Turris 1.x - kernel 5.15: router does not want start properly

Hi, i am using Turris OS 6.0 (HBL) on the Turris 1.x and this morning my router was not able to boot correctly. Also DHCP was broken, so i was able to connect it only with the static ip and no internet was working. After connection to the router i found that router failed to start properly with a huge CPU load and LA > 8. Commands like ifconfig or ip addr were hanging. Reboot did not help. After all i found that router was upgraded this night and problem started after reboot, so i downgraded to the latest pre-upgrade snapshot and disabled automatic upgrades for now.

Below is an os-release diff between working and failed openwrt. Hope this would help:

--- @287/etc/os-release 2022-07-17 18:45:26.000000000 +0200
+++ @288/etc/os-release 2022-08-03 19:07:00.000000000 +0200
@@ -7,7 +7,7 @@
 HOME_URL="https://www.turris.cz/"
 BUG_URL="https://gitlab.nic.cz/groups/turris/-/issues/"
 SUPPORT_URL="https://www.turris.cz/support/"
-BUILD_ID="r16616+81-6f89233c41"
+BUILD_ID="r16625+110-f94b30d83c"
 OPENWRT_BOARD="mpc85xx/p2020"
 OPENWRT_ARCH="powerpc_8540"
 OPENWRT_TAINTS="busybox"
@@ -15,4 +15,4 @@
 OPENWRT_DEVICE_MANUFACTURER_URL="https://www.turris.cz/"
 OPENWRT_DEVICE_PRODUCT="Turris 1.x"
 OPENWRT_DEVICE_REVISION="v0"
-OPENWRT_RELEASE="TurrisOS 6.0 6f89233c41ae8af4537e64684fa274ab4a21e9d4"
+OPENWRT_RELEASE="TurrisOS 6.0 f94b30d83c2aa401b3ff9c4914bb2ef6386df8aa"

Also i see that kernel was upgraded from 5.4.203 to the 5.15.58 what likely is a root cause.

-Version: 5.4.203+5.10.110-1-1-f70e9c9745643e220f2338b431a1b5ff
-Depends: kernel (=5.4.203-1-f70e9c9745643e220f2338b431a1b5ff), kmod-mac80211
+Version: 5.15.58+5.15.33-1-1-9a2687e627ae31779792480683f13d02
+Depends: kernel (=5.15.58-1-9a2687e627ae31779792480683f13d02), kmod-mac80211

cc: @Pepe

Thanks for reporting, I’ll look at it.

1 Like

Commands like ifconfig or ip addr were hanging.

This I can reproduce, but just because the network stack takes too long until it is fully loaded. In my case, it took almost 9 minutes after everything is settled down. After that, it works as it should.

We are investigating that.

Thank you for checking. In my case internet was broken completely, thats how i found that there is an issue. Also i have a syslog forwarding set to another host (RPI) but i think syslog-ng was never able to start, as i found that all logs after upgrade are missing. I will be on vacation next 2 weeks, but happy to test whatever is needed on return ) And hope that ToS 6 will be released eventually, so will switch back to stable.

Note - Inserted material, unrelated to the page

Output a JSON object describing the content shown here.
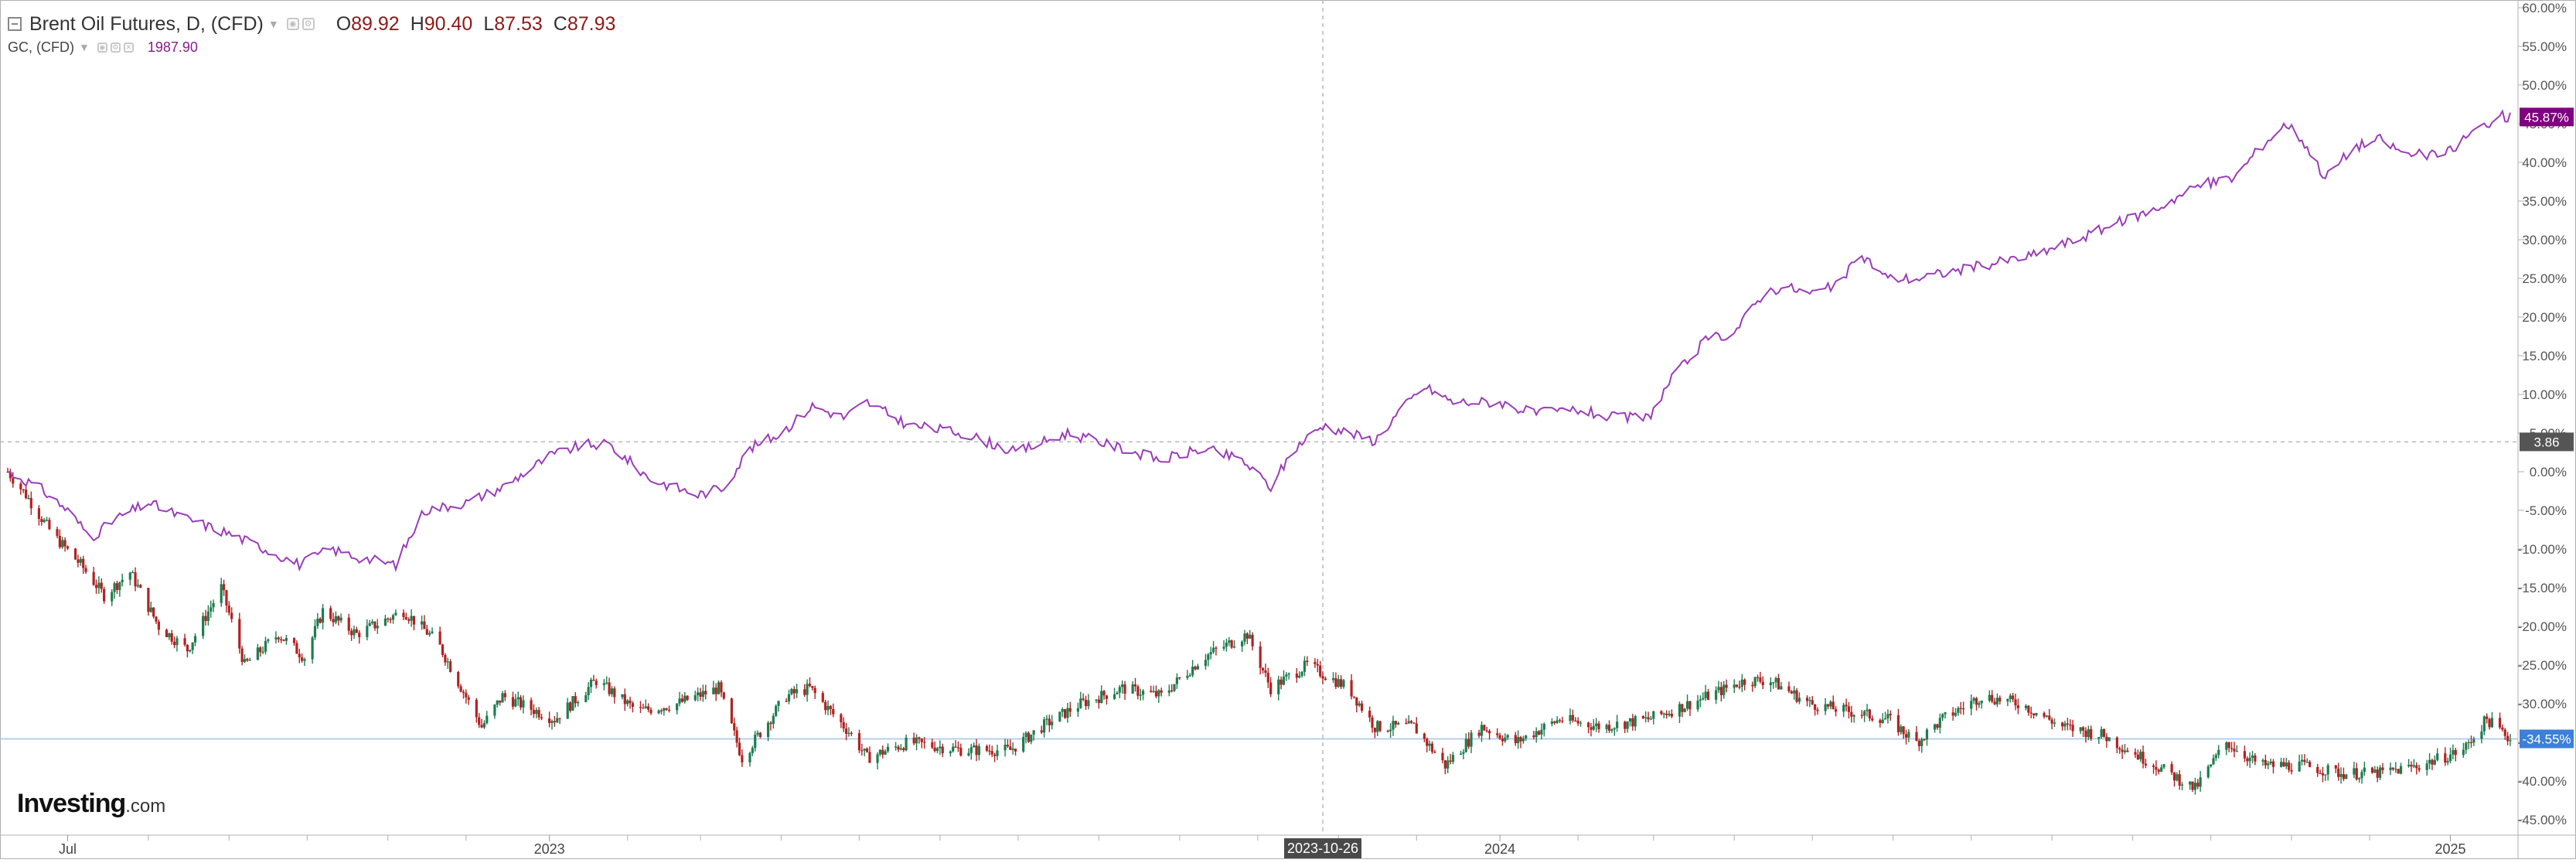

Yes I experience same issues on both Turris 1 and Omnia as well.
It works like after reboot I had connection to wan for while then it disappear and sometimes it get back. I did not know that it could take up to 9 minutes but I experienced same behaviour.
Not knowing this is a new feature I get quite mad fiddling with both devices for past two weeks.
I was suspicious that my old images of TOS 6 HBL from march on omnia went somehow broken over time with all the daily updates in HBL so I decided to rolback to fresh factory medkit and do new configuration. Not knowing such important information you could imagine how much time I spent refreshing end experimenting and trying to figure out what is wrong. Hope that this will not be marked as another offtopic story.

No, this happens only on Turris 1.x routers. We don’t know the culprit yet, but we are working on it. If you experience it on Turris Omnia router, then I am pretty confident that it is related to the misconfiguration on your end.

I see number of commits in the branch, do you think that issue is fixed or not yet? I am fine to test whatever is needed to be tested :slight_smile:

No, it is not. I will let you know.

2 Likes

Sorry for bumping up the thread. Do you know if there is any progress here? Do you need any help?

No progress, so far. Busy with other things, currently.